A stretch of highway in Denton County, Texas that was designed for cattle country is finally getting rebuilt for the suburb it has become. The Texas Department of Transportation is moving forward with a $46.4 million project to widen US 377 from two lanes to four between FM 1171 and Crawford Road, a corridor that cuts through the Argyle area on the northern fringe of the Dallas-Fort Worth metroplex.
The funding comes through the federal Surface Transportation Block Grant program, with TxDOT administering the work. Because federal highway grants typically require a 20% local match, the full project cost is likely closer to $58 million.

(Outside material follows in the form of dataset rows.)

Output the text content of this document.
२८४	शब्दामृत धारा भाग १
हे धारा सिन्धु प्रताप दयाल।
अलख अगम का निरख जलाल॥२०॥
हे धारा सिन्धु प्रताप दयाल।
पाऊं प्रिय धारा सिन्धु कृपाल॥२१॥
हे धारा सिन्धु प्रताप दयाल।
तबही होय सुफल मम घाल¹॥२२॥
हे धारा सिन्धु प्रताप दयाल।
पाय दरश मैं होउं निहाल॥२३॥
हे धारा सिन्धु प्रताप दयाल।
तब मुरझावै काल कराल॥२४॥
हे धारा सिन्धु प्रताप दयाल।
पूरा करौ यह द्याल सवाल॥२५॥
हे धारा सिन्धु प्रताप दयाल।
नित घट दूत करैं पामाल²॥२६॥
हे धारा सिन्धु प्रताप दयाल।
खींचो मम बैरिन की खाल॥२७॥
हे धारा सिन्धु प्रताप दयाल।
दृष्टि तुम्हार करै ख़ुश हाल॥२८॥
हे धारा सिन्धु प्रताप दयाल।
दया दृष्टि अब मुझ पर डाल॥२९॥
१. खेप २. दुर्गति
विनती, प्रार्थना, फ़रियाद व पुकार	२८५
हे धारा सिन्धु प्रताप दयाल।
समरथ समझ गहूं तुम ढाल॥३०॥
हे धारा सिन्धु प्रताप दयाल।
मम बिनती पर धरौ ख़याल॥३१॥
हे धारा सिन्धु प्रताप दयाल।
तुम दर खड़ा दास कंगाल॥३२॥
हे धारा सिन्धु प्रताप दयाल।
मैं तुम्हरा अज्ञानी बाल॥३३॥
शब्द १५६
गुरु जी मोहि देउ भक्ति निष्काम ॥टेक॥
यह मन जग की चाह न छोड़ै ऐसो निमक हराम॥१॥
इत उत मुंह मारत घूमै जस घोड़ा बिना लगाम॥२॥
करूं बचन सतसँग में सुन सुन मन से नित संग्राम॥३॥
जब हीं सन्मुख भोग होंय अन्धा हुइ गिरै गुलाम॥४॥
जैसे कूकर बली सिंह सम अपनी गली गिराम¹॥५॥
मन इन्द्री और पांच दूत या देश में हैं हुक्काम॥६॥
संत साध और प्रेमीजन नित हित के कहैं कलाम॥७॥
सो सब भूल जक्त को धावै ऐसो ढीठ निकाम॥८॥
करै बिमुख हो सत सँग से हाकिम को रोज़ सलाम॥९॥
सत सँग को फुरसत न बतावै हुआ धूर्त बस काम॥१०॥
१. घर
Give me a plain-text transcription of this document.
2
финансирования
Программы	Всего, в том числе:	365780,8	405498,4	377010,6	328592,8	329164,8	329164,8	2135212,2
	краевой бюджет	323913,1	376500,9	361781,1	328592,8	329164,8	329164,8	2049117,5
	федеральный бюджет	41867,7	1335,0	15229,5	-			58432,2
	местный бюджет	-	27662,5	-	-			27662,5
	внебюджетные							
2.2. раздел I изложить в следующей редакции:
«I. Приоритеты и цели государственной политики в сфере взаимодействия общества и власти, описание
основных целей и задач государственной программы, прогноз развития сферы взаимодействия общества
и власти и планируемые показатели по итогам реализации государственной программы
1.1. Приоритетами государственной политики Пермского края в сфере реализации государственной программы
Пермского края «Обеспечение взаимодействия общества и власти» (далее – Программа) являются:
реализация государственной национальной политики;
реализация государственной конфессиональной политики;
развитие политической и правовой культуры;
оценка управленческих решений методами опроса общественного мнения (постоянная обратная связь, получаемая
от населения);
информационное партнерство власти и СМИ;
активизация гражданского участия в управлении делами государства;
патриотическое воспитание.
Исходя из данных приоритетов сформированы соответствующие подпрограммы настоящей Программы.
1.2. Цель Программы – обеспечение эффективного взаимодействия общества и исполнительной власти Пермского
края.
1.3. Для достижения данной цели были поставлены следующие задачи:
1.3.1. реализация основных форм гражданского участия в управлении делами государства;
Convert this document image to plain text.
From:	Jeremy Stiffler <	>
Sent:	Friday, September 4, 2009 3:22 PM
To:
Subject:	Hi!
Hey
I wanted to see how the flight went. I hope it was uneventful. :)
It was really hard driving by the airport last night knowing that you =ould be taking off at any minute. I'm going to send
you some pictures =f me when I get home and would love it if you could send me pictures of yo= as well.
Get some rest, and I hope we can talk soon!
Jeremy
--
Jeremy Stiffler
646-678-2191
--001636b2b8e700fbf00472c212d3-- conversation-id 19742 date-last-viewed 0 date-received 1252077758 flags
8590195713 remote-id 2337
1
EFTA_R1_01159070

Denton County has grown from roughly 432,000 residents in 2000 to more than 1 million by 2024, making it one of the fastest-growing large counties in the country for most of the past two decades. Master-planned communities have replaced the ranches that once lined US 377, and the road now carries school buses, commuters, and commercial trucks at volumes it was never designed to handle. Multiple fatal crashes on this segment have been linked to its two-lane configuration struggling with suburban traffic loads.
The rebuilt road will include new traffic signals with updated timing, dedicated turn lanes, Texas U-turns (the characteristic median-opening design that routes left turns without cutting across oncoming traffic), sidewalks, and at least one grade separation, an overpass or underpass to eliminate a particularly dangerous at-grade crossing. The addition of pedestrian infrastructure is a notable shift for a highway corridor that, not long ago, had no need for it.
Residents and local media have followed this project for years with a mix of anticipation and frustration, watching traffic worsen while planning and funding worked through the system. TxDOT held public meetings on the design as part of its environmental review process, and the project has been part of both the TxDOT Unified Transportation Program and the North Central Texas Council of Governments' regional transportation plan.
A construction timeline has not been publicly announced. With federal funding now secured, the next steps are finalizing design and moving toward a construction contract.